You start out happy that you have no hips or boobs. All of a sudden you get them, and it feels sloppy. Then just when you start liking them, they start drooping.
~ Cindy Crawford
So.
Time for me to pony up – I’m the one who charged my girlies to spill on “the one thing I love about my body” after all. Need to put my mouth where my money is. Or something.
And after some thought – I have nice eyes, damn good skin and FABULOUS, GLORIOUS hair – I’ve decided that the one thing I really love about my body is…
My boobs. Tits. Breasts.
So many names, so many attributes
I’m a curvy girl – always have been, always will be. To paraphrase the frazzled effeminate hotel desk clerk in This Is Spinal Tap -- I’m just as God made me, y’all. I’m *still* working like a madwoman to make myself curvy and healthy and I’d be very happy to get those curves down to a lovely shape.

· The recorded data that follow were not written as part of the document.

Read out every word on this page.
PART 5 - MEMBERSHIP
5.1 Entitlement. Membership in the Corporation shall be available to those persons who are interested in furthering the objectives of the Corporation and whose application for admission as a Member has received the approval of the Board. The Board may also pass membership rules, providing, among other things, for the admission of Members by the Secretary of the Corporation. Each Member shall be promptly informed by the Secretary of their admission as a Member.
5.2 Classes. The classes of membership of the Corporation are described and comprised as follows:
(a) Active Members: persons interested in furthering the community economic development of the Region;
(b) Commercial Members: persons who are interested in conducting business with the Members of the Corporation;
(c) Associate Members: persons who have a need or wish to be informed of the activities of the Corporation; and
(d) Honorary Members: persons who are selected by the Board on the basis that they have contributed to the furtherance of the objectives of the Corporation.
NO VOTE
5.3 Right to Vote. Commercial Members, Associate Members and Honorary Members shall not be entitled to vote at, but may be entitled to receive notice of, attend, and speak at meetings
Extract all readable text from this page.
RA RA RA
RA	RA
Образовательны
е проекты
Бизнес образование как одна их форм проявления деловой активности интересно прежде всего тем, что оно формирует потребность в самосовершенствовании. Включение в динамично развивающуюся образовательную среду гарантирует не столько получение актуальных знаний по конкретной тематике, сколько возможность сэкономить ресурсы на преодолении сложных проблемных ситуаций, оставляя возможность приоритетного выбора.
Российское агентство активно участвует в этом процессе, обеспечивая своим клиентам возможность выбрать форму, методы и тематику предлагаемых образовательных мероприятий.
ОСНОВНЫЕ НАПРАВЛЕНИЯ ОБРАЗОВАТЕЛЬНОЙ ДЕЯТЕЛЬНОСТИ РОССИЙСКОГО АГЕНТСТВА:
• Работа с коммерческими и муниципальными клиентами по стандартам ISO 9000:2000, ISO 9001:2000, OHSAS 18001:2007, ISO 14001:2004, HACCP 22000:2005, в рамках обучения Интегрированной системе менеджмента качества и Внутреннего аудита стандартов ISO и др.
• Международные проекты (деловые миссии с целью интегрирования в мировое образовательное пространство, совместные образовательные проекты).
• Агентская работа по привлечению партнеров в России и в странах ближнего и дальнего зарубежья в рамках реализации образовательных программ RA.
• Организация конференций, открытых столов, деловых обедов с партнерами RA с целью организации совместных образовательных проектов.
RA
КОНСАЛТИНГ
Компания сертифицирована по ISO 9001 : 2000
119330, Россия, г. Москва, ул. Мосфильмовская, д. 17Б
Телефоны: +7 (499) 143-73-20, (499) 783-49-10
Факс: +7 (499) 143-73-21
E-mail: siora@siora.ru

My one fear is that I’m going to lose my rack with all my get-healthy energy. So far, so good, though. Doing lots of pec exercises to keep things bouncing yet behaving.
But make no mistake – I am not a woman who defines herself by her chest.
I just happen to like what’s there.
And yes – they’re real. And, from what I’ve been told, they are spectacular.
~ Mae West
I received my best confirmation on the quality of my bodaciousness one evening spent with a gal pal dancing and cavorting at a gay club here in town. My décolletage was recognized, fawned over and got a little action even (grope!). The boys loved my girls. There you are.
I could wax poetical here about how the breasts are a vehicle for nutrition and sustenance for the young and talk about how fulfilling breast feeding was for me. But I can’t – because Will was so early my body never reacted the way a normal post-partum body does and despite my very best efforts, I couldn't adequately do the breast feeding thing. Although I do have a great story about working with the lactation specialist at the hospital and having my breast milk shoot across the room and spray a doctor who was observing. I think we were asked to step out of the NICU after that, because our giggles were more than a little disruptive.
Anyhoo.
My breasts, for me, define my physicality as a chick. They make me feel feminine and confident all at the same time. Sometimes they command attention. Sometimes they are just there to give me a boost (damn underwire). And sometimes they’re just a counterbalance for my uber-cerebral self.
So yeah. My boobs are one thing I love about my body. Curvy rules, y’all.
And like Shania says – man, I feel like a woman when we’re in synch.




I'm glad you are bringing back the being bodacious series. I think it's important for us to look for things we love about ourselves.